The Hidden Ally in Your Fitness Journey: Understanding the Role of the Gut Microbiota

Gut health graphic

When we consider the many factors that influence our fitness and physical performance, we often think of diet and exercise. But there’s a hidden player that also has a significant impact: the gut microbiota. 

The gut microbiota includes “all the different types of organisms in the gut,” said Michael C. Garcia, MD, a UCLA Health nutrition specialist. These organisms include bacteria, viruses, fungi and other single-celled organisms. 

“Because the microbiota is exposed to so much, it plays an essential role in gut-brain communication, gathering and sending information. It is a dynamic entity, constantly adjusting to our dietary patterns and the information that it gathers,” he said.

Exercise is an environmental element shaping our microbiota

The microbiota’s influence extends beyond processing food. “Once food is digested, what are the byproducts of digestion?” Dr. Garcia asked. Scientists now are investigating these byproducts to understand how they might affect cardiovascular health or exercise capacity. 

Exercise, Dr. Garcia said, is an “environmental stressor” that can beneficially alter the balance of the microbiota. Different types of exercise, such as cardio and weight training, have distinct effects on the microbiota, suggesting that a varied workout routine might encourage a healthy and diverse microbial community.

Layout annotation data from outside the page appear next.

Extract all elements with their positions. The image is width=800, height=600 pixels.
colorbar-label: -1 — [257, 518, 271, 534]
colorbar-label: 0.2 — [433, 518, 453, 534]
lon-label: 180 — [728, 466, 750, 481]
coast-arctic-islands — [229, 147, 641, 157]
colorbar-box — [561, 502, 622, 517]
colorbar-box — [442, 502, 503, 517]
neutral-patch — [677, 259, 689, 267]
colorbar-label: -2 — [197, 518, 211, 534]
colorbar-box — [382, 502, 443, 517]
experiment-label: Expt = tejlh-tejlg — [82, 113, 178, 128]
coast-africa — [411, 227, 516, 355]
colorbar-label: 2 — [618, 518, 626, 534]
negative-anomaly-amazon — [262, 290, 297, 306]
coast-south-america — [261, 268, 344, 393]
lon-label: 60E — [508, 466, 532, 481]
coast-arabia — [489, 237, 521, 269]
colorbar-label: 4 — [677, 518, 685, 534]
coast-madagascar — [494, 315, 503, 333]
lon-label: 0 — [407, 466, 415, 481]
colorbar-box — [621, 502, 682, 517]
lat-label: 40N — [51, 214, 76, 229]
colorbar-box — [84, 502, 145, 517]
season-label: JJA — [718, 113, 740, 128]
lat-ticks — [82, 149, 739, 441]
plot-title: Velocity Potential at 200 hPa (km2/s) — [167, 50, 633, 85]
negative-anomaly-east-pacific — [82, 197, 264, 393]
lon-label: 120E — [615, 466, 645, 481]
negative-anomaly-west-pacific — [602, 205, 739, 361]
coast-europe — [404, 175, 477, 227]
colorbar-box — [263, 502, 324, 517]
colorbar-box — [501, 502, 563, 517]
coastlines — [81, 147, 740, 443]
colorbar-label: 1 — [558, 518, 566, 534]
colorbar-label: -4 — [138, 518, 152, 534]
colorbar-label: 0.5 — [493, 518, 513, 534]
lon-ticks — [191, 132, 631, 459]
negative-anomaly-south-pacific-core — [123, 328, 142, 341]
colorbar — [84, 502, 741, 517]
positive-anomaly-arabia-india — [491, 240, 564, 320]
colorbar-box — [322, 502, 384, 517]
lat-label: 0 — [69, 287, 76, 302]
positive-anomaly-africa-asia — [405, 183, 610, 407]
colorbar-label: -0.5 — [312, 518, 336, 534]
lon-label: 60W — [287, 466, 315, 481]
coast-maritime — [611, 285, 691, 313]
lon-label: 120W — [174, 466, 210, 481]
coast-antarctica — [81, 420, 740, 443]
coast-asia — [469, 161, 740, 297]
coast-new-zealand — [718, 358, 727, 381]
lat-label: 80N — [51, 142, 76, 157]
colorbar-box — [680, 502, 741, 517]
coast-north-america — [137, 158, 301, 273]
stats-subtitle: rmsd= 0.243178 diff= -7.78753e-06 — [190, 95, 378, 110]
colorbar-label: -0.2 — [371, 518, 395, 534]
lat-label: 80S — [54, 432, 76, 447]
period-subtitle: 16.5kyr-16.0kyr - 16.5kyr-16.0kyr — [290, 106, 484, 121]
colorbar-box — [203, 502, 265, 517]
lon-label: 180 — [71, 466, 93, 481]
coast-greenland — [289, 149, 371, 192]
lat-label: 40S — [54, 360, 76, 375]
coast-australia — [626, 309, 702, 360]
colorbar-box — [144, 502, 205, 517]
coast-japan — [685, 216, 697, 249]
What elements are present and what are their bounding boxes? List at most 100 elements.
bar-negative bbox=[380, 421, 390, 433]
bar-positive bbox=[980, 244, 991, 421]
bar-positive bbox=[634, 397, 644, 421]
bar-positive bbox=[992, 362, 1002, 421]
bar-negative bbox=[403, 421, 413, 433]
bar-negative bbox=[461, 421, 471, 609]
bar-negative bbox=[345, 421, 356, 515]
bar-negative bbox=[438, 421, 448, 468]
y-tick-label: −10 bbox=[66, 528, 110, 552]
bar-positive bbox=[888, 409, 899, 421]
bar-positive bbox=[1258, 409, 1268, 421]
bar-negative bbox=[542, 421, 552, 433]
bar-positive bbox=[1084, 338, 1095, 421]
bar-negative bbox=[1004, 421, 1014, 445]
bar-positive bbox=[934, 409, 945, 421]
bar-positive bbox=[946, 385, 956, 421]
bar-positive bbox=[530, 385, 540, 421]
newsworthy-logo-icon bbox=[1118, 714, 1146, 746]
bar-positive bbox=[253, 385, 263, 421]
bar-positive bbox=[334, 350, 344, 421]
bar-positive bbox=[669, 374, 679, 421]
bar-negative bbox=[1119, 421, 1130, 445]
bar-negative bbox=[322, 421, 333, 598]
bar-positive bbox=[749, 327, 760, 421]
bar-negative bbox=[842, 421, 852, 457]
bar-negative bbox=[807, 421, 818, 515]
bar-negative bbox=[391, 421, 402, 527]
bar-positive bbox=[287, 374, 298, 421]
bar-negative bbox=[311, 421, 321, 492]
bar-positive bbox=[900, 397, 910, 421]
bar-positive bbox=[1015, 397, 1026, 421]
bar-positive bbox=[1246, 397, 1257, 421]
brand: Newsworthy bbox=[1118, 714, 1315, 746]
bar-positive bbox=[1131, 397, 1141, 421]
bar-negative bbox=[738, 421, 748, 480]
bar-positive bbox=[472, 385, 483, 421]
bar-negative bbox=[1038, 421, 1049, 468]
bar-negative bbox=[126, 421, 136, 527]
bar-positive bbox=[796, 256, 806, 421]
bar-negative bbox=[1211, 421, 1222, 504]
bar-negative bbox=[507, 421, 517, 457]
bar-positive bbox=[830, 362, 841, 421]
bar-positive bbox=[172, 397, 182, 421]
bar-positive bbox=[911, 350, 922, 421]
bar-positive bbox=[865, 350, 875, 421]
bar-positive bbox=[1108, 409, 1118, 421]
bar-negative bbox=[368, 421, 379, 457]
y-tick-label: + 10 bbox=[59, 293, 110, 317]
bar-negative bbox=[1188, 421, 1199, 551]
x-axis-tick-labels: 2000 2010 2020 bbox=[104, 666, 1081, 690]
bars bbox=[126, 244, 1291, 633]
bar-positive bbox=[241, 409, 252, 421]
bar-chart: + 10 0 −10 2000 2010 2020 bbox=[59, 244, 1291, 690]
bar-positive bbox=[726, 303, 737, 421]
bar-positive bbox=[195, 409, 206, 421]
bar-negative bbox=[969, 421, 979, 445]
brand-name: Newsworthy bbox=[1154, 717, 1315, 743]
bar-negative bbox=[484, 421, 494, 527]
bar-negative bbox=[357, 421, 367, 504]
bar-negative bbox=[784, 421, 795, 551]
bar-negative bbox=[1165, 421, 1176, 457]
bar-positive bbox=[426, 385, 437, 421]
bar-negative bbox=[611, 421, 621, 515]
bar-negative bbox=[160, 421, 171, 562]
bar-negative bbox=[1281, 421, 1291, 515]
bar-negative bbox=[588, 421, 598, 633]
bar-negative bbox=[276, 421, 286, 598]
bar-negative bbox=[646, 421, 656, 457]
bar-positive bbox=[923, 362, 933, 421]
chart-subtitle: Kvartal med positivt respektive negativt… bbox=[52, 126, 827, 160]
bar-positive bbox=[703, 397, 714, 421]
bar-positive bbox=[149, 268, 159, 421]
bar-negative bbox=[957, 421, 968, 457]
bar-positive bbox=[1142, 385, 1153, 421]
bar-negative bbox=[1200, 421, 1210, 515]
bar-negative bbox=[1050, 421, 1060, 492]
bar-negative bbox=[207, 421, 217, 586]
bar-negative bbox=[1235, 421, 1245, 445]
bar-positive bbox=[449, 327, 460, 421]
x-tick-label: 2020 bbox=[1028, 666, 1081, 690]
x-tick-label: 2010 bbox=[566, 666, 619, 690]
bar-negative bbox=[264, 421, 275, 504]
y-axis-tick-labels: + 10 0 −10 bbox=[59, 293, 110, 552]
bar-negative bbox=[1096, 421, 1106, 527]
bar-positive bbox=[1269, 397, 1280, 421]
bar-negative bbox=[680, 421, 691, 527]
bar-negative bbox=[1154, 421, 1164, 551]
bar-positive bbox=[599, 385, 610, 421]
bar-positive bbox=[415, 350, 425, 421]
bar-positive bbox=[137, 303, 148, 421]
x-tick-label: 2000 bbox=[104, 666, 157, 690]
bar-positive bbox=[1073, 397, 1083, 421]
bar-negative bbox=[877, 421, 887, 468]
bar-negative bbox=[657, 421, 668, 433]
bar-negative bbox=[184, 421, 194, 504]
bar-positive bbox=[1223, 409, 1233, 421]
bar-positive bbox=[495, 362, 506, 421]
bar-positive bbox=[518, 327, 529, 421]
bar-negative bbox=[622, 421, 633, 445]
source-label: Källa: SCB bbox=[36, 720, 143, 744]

Emerging research has shown that engaging in 30-to-90 minutes of high-intensity exercise three or more times a week for at least eight weeks can change the composition of the gut microbiota. This finding is a testament to the plasticity of our internal microbial ecosystem and its responsiveness to our lifestyle choices. And while exercise universally promotes health, it is important to recognize that its impact on the gut microbiota will vary among individuals.

Diversity is key to a healthy microbiota

“It is good to expose the gut microbiota to a broad diversity of influences,” said Dr. Garcia. These include such things as quality sleep, exercise, eating whole foods and consuming good sources of pro- and prebiotics. But also be mindful of negative influences like smoking and stress, which can negatively affect microbial health.

For more robust gut microbiota, Dr. Garcia emphasizes the importance of pairing consistent exercise with a balanced diet that is rich in fiber, protein and healthy fats. “Good fiber feeds good types of bacteria,” he explains, highlighting the role of fruits and vegetables. This dietary diversity complements exercise by nurturing a healthy microbial environment, which, in turn, can influence our motivation to stay active.

By fostering a diverse and balanced microbiota through a combination of quality diet, varied exercise, and healthy lifestyle choices, we can unlock new levels of physical well-being.